In a move with potential consequences for the pending case Dada v. Mukasey (06-1181), the Justice Department earlier today published a proposed regulation that, if adopted, would resolve the precise question at issue – i.e. whether the time in which a noncitizen must leave the country under an order of voluntary departure should automatically toll upon the filing of a motion to reopen removal proceedings. In September, the Supreme Court granted certiorari to resolve a split between four circuits (the 3rd, 8th, 9th and 11th) that found the deadline should toll and three circuits (the 1st, 4th and 5th) that found it should not. Under the proposed rule, whose entry in the Federal Register discusses the split and grant of certiorari in Dada (see here), any voluntary departure order would simply terminate upon the filing of a motion to reopen or petition for judicial review.

The case, scheduled for oral argument January 7, involves Nigerian citizen Samson T. Dada, who overstayed the temporary visa on which he entered the country almost a decade ago. He subsequently married a U.S. citizen but was found eligible for deportation after the couple failed to submit the proper paperwork with his green card petition. In late 2005 the Board of Immigration Appeals (BIA), affirming an immigration judge’s prior grant of voluntary departure, gave Dada thirty days to leave the country. Two days before his window expired, however, Dada sought to reopen his case to process a subsequent application. At the same time, he asked that his previous grant of voluntary departure be withdrawn.

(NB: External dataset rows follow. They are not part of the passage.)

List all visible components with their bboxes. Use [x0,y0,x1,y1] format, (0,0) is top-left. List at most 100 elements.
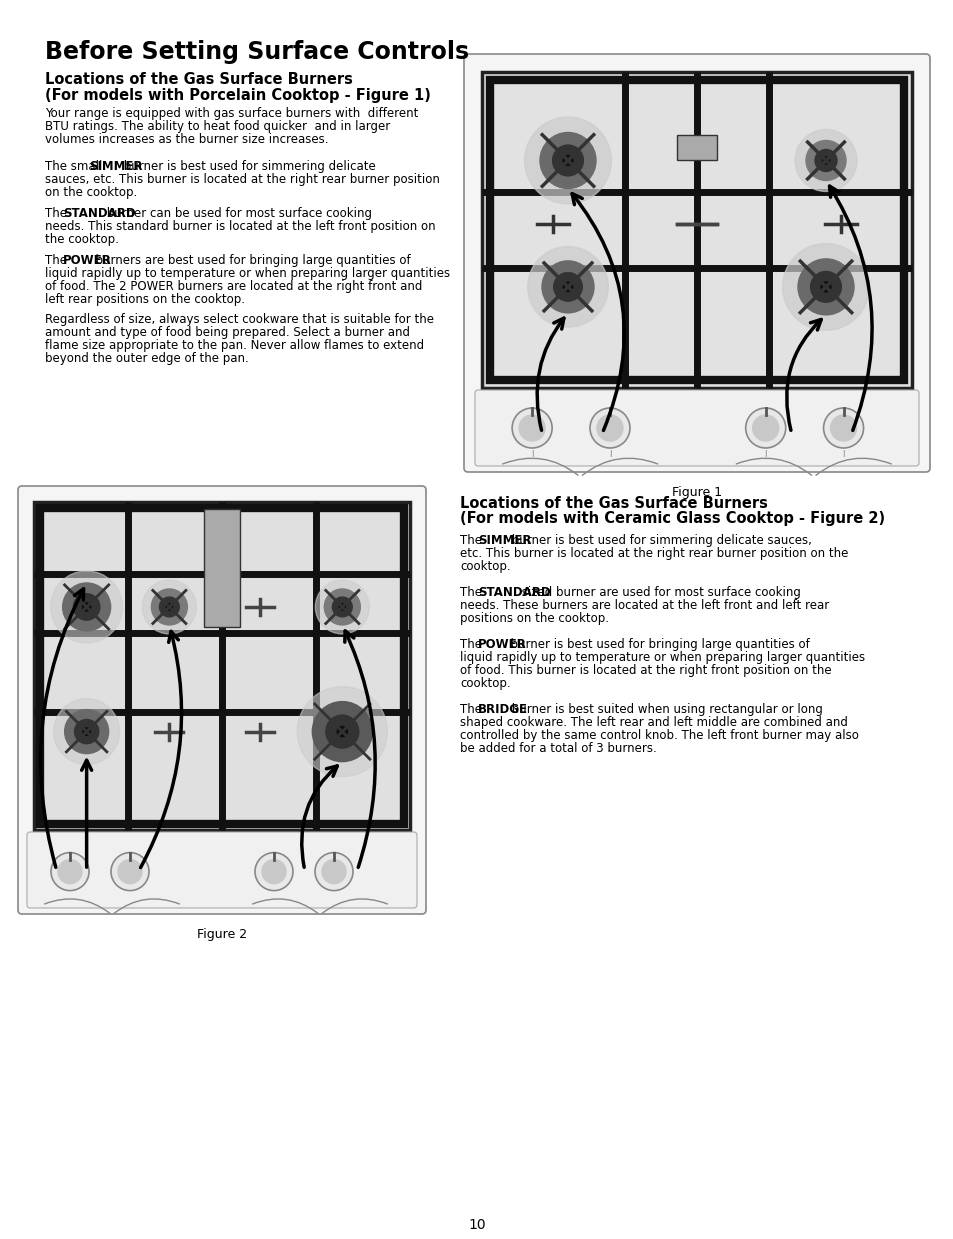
Circle shape [781,244,868,331]
Text: of food. This burner is located at the right front position on the: of food. This burner is located at the r… [459,664,831,676]
Circle shape [324,589,360,624]
Circle shape [166,603,172,610]
FancyBboxPatch shape [18,486,426,914]
Text: The: The [45,254,71,266]
Text: flame size appropriate to the pan. Never allow flames to extend: flame size appropriate to the pan. Never… [45,339,424,352]
Text: (For models with Ceramic Glass Cooktop - Figure 2): (For models with Ceramic Glass Cooktop -… [459,510,884,527]
Circle shape [524,116,611,204]
Text: The small: The small [45,160,106,173]
Text: burner is best used for simmering delicate: burner is best used for simmering delica… [120,160,375,173]
Circle shape [58,860,82,883]
Circle shape [111,852,149,891]
Circle shape [339,603,345,610]
Circle shape [814,150,836,171]
Text: STANDARD: STANDARD [63,207,135,221]
Circle shape [562,155,573,166]
Text: cooktop.: cooktop. [459,676,510,690]
Text: burner can be used for most surface cooking: burner can be used for most surface cook… [103,207,372,221]
Circle shape [821,157,829,164]
Circle shape [65,710,109,753]
Text: liquid rapidly up to temperature or when preparing larger quantities: liquid rapidly up to temperature or when… [459,650,864,664]
Circle shape [822,408,862,449]
Circle shape [312,701,372,762]
Circle shape [553,273,581,301]
Circle shape [142,580,196,634]
Text: Locations of the Gas Surface Burners: Locations of the Gas Surface Burners [459,496,767,510]
Circle shape [805,140,845,181]
Circle shape [589,408,629,449]
FancyBboxPatch shape [463,55,929,472]
Bar [677,135,717,161]
Circle shape [262,860,286,883]
Circle shape [83,603,91,611]
Circle shape [562,282,572,291]
Text: The: The [459,586,485,598]
Text: left rear positions on the cooktop.: left rear positions on the cooktop. [45,292,245,306]
Bar [204,508,240,627]
Circle shape [51,852,89,891]
Circle shape [326,715,358,748]
Text: the cooktop.: the cooktop. [45,233,119,247]
Circle shape [63,584,111,631]
Circle shape [518,415,544,441]
Circle shape [315,580,369,634]
Bar [40,508,403,824]
Bar [481,72,911,388]
FancyBboxPatch shape [27,833,416,908]
Text: volumes increases as the burner size increases.: volumes increases as the burner size inc… [45,133,328,146]
Circle shape [821,281,830,292]
Circle shape [752,415,778,441]
Circle shape [254,852,293,891]
Text: The: The [459,703,485,716]
Text: sized burner are used for most surface cooking: sized burner are used for most surface c… [517,586,801,598]
Text: |: | [763,450,766,457]
Circle shape [539,133,596,188]
Circle shape [53,699,119,764]
Bar [490,81,903,380]
Text: The: The [45,207,71,221]
Circle shape [314,852,353,891]
Text: positions on the cooktop.: positions on the cooktop. [459,612,608,624]
Circle shape [297,686,387,777]
Text: etc. This burner is located at the right rear burner position on the: etc. This burner is located at the right… [459,546,847,560]
Circle shape [159,597,179,617]
Text: |: | [531,450,533,457]
Text: Your range is equipped with gas surface burners with  different: Your range is equipped with gas surface … [45,107,418,120]
Text: BRIDGE: BRIDGE [477,703,527,716]
Circle shape [552,145,583,176]
Text: 10: 10 [468,1218,485,1232]
Text: SIMMER: SIMMER [90,160,143,173]
Circle shape [597,415,622,441]
Text: needs. These burners are located at the left front and left rear: needs. These burners are located at the … [459,598,828,612]
Text: burner is best used for bringing large quantities of: burner is best used for bringing large q… [502,638,809,650]
Text: controlled by the same control knob. The left front burner may also: controlled by the same control knob. The… [459,729,858,742]
Text: amount and type of food being prepared. Select a burner and: amount and type of food being prepared. … [45,326,410,339]
Text: |: | [841,450,843,457]
Circle shape [332,597,352,617]
Circle shape [322,860,346,883]
Text: needs. This standard burner is located at the left front position on: needs. This standard burner is located a… [45,221,436,233]
Circle shape [745,408,785,449]
Text: burner is best used for simmering delicate sauces,: burner is best used for simmering delica… [508,534,811,546]
Text: be added for a total of 3 burners.: be added for a total of 3 burners. [459,742,656,755]
Text: liquid rapidly up to temperature or when preparing larger quantities: liquid rapidly up to temperature or when… [45,266,450,280]
Circle shape [810,271,841,302]
Text: STANDARD: STANDARD [477,586,550,598]
Circle shape [74,720,99,743]
Text: on the cooktop.: on the cooktop. [45,186,137,199]
Text: of food. The 2 POWER burners are located at the right front and: of food. The 2 POWER burners are located… [45,280,422,292]
Circle shape [794,130,856,192]
Text: Figure 1: Figure 1 [671,486,721,499]
Text: burners are best used for bringing large quantities of: burners are best used for bringing large… [88,254,411,266]
Circle shape [51,571,123,643]
Text: cooktop.: cooktop. [459,560,510,572]
Text: sauces, etc. This burner is located at the right rear burner position: sauces, etc. This burner is located at t… [45,173,439,186]
Circle shape [797,259,853,315]
Text: Before Setting Surface Controls: Before Setting Surface Controls [45,40,469,64]
Text: |: | [608,450,611,457]
Text: Figure 2: Figure 2 [196,928,247,940]
Text: POWER: POWER [477,638,526,650]
Circle shape [118,860,142,883]
Text: burner is best suited when using rectangular or long: burner is best suited when using rectang… [508,703,822,716]
Text: BTU ratings. The ability to heat food quicker  and in larger: BTU ratings. The ability to heat food qu… [45,120,390,133]
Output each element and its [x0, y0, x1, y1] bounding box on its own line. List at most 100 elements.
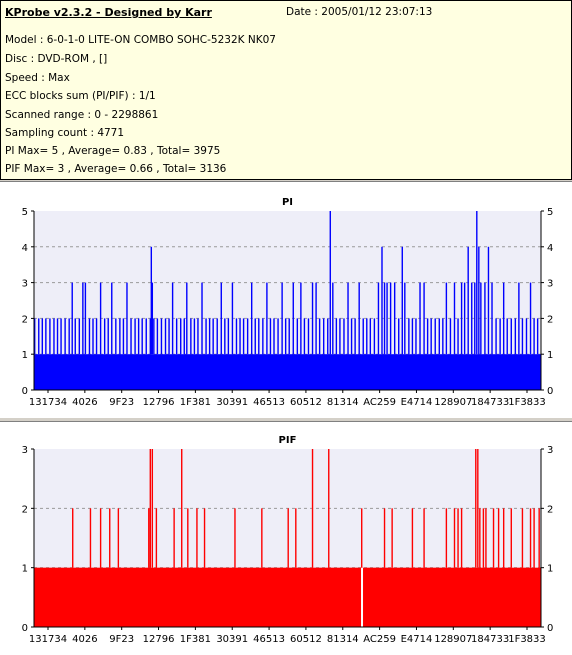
- pif-xtick-label: 184733: [471, 634, 509, 645]
- pi-spike-bar: [212, 318, 214, 355]
- pi-spike-bar: [156, 318, 159, 355]
- pi-spike-bar: [499, 318, 501, 355]
- pi-ytick-right: 4: [547, 243, 553, 254]
- pi-spike-bar: [281, 282, 283, 355]
- pif-spike-bar: [411, 508, 414, 568]
- pi-xtick-label: 1F381: [180, 397, 211, 408]
- pi-spike-bar: [347, 282, 349, 355]
- pif-spike-bar: [445, 508, 448, 568]
- pi-chart-title: PI: [282, 197, 293, 208]
- pi-spike-bar: [99, 282, 102, 355]
- pif-spike-bar: [453, 508, 456, 568]
- scan-date: Date : 2005/01/12 23:07:13: [286, 6, 433, 18]
- pi-ytick-right: 5: [547, 207, 553, 218]
- pi-spike-bar: [235, 318, 238, 355]
- pif-spike-bar: [328, 449, 330, 568]
- pi-spike-bar: [205, 318, 207, 355]
- pi-spike-bar: [373, 318, 376, 355]
- pi-xtick-label: 128907: [434, 397, 472, 408]
- pi-spike-bar: [445, 282, 448, 355]
- pif-baseline-bars: [34, 567, 541, 627]
- pi-spike-bar: [277, 318, 279, 355]
- pif-xtick-label: 131734: [29, 634, 67, 645]
- pif-xtick-label: 46513: [253, 634, 285, 645]
- pif-spike-bar: [477, 449, 479, 568]
- pi-ytick-left: 4: [22, 243, 28, 254]
- pi-spike-bar: [111, 282, 113, 355]
- pi-spike-bar: [288, 318, 290, 355]
- pi-spike-bar: [56, 318, 59, 355]
- pi-spike-bar: [339, 318, 341, 355]
- pif-spike-bar: [510, 508, 512, 568]
- pi-xtick-label: 12796: [143, 397, 175, 408]
- pi-spike-bar: [311, 282, 314, 355]
- ecc-line: ECC blocks sum (PI/PIF) : 1/1: [5, 90, 156, 102]
- pi-spike-bar: [227, 318, 230, 355]
- pi-spike-bar: [343, 318, 345, 355]
- pi-spike-bar: [471, 282, 473, 355]
- app-title: KProbe v2.3.2 - Designed by Karr: [5, 6, 212, 19]
- pi-spike-bar: [358, 282, 360, 355]
- pi-spike-bar: [398, 318, 400, 355]
- pi-spike-bar: [258, 318, 260, 355]
- pi-xtick-label: AC259: [363, 397, 396, 408]
- pi-ytick-right: 1: [547, 350, 553, 361]
- pi-spike-bar: [250, 282, 253, 355]
- pif-spike-bar: [391, 508, 393, 568]
- pif-spike-bar: [196, 508, 198, 568]
- pi-spike-bar: [408, 318, 410, 355]
- pi-spike-bar: [34, 318, 36, 355]
- pi-spike-bar: [134, 318, 136, 355]
- pi-spike-bar: [449, 318, 452, 355]
- pi-ytick-left: 1: [22, 350, 28, 361]
- pi-spike-bar: [284, 318, 287, 355]
- pif-spike-bar: [482, 508, 485, 568]
- pif-spike-bar: [538, 508, 540, 568]
- pi-spike-bar: [335, 318, 338, 355]
- pi-spike-bar: [150, 246, 153, 355]
- pi-spike-bar: [254, 318, 256, 355]
- pi-xtick-label: 184733: [471, 397, 509, 408]
- pif-spike-bar: [181, 449, 183, 568]
- pif-ytick-right: 2: [547, 504, 553, 515]
- pi-spike-bar: [78, 318, 81, 355]
- pif-ytick-right: 0: [547, 623, 553, 634]
- pi-ytick-right: 0: [547, 386, 553, 397]
- pif-xtick-label: 1F381: [180, 634, 211, 645]
- pif-spike-bar: [89, 508, 92, 568]
- pi-xtick-label: E4714: [401, 397, 433, 408]
- pi-spike-bar: [322, 318, 325, 355]
- pif-spike-bar: [149, 449, 151, 568]
- pif-spike-bar: [109, 508, 111, 568]
- pif-xtick-label: 128907: [434, 634, 472, 645]
- pi-spike-bar: [208, 318, 211, 355]
- pif-spike-bar: [203, 508, 206, 568]
- pi-chart: PI 0 0 1 1 2 2 3 3 4 4 5 5 131734 4026 9F23 12796 1F381 30…: [22, 197, 554, 408]
- pi-spike-bar: [381, 246, 383, 355]
- pif-spike-bar: [497, 508, 500, 568]
- pif-spike-bar: [117, 508, 120, 568]
- pif-spike-bar: [460, 508, 463, 568]
- pi-spike-bar: [506, 318, 508, 355]
- pi-spike-bar: [153, 318, 155, 355]
- pi-ytick-left: 5: [22, 207, 28, 218]
- pif-chart: PIF 0 0 1 1 2 2 3 3 131734 4026 9F23 12796 1F381 30391…: [22, 435, 554, 645]
- pi-spike-bar: [164, 318, 167, 355]
- model-line: Model : 6-0-1-0 LITE-ON COMBO SOHC-5232K…: [5, 34, 276, 46]
- pif-xtick-label: E4714: [401, 634, 433, 645]
- pi-spike-bar: [216, 318, 218, 355]
- pif-spike-bar: [521, 508, 524, 568]
- pi-ytick-left: 2: [22, 314, 28, 325]
- pif-ytick-right: 1: [547, 564, 553, 575]
- pif-xtick-label: AC259: [363, 634, 396, 645]
- pif-ytick-right: 3: [547, 445, 553, 456]
- pif-spike-bar: [361, 508, 363, 568]
- pi-spike-bar: [474, 282, 476, 355]
- pi-spike-bar: [49, 318, 51, 355]
- pi-spike-bar: [315, 282, 317, 355]
- pi-spike-bar: [175, 318, 178, 355]
- pi-spike-bar: [273, 318, 275, 355]
- pi-spike-bar: [502, 282, 505, 355]
- pif-spike-bar: [533, 508, 535, 568]
- pi-spike-bar: [239, 318, 241, 355]
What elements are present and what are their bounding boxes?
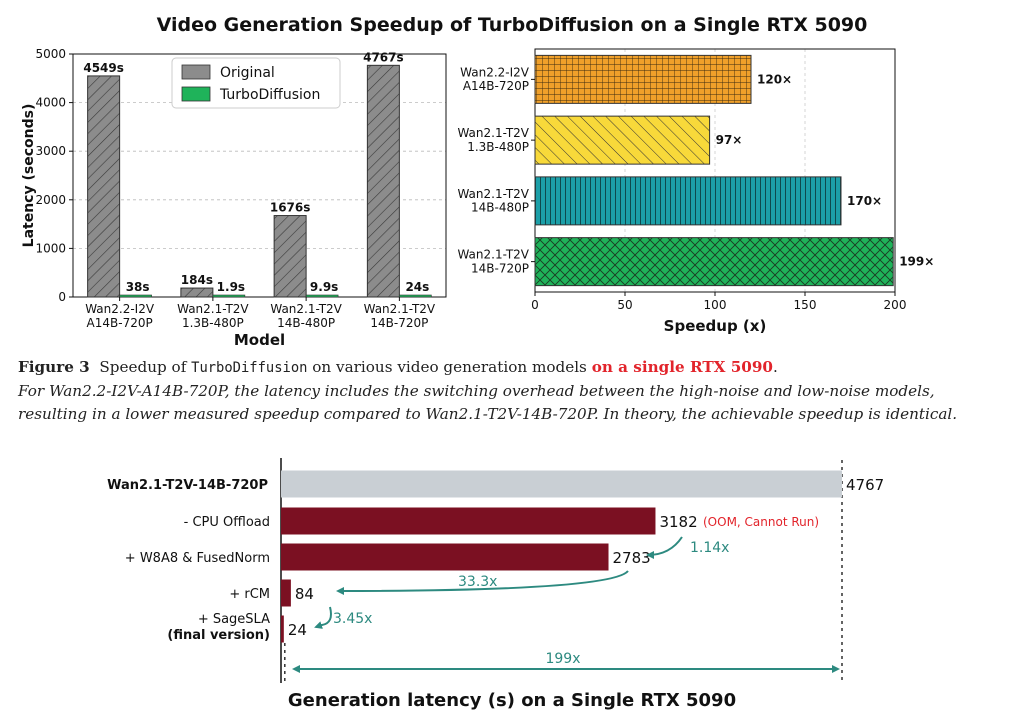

The BIA denied both requests and, because Dada had overstayed the thirty-day departure period, found him ineligible to reapply for a green card for at least ten years. The Fifth Circuit affirmed.

If enacted, the proposed regulation would only apply to orders of voluntary departure issued after the effective date of the final rule. While the Court could thus not apply the regulation to Dada himself, its publication will almost surely be discussed during oral argument. Legal sources also said the government could, in theory, strike an agreement with Dada to hold the case in abeyance pending the final outcome of the regulation. In its original brief in opposition filed last June, the government cited the issuance of forthcoming regulations as a reason the Court should deny certiorari (see page 15).

Dada’s merits brief was submitted in early November (available here). The government’s brief is due at the Court by 2 p.m. on Monday.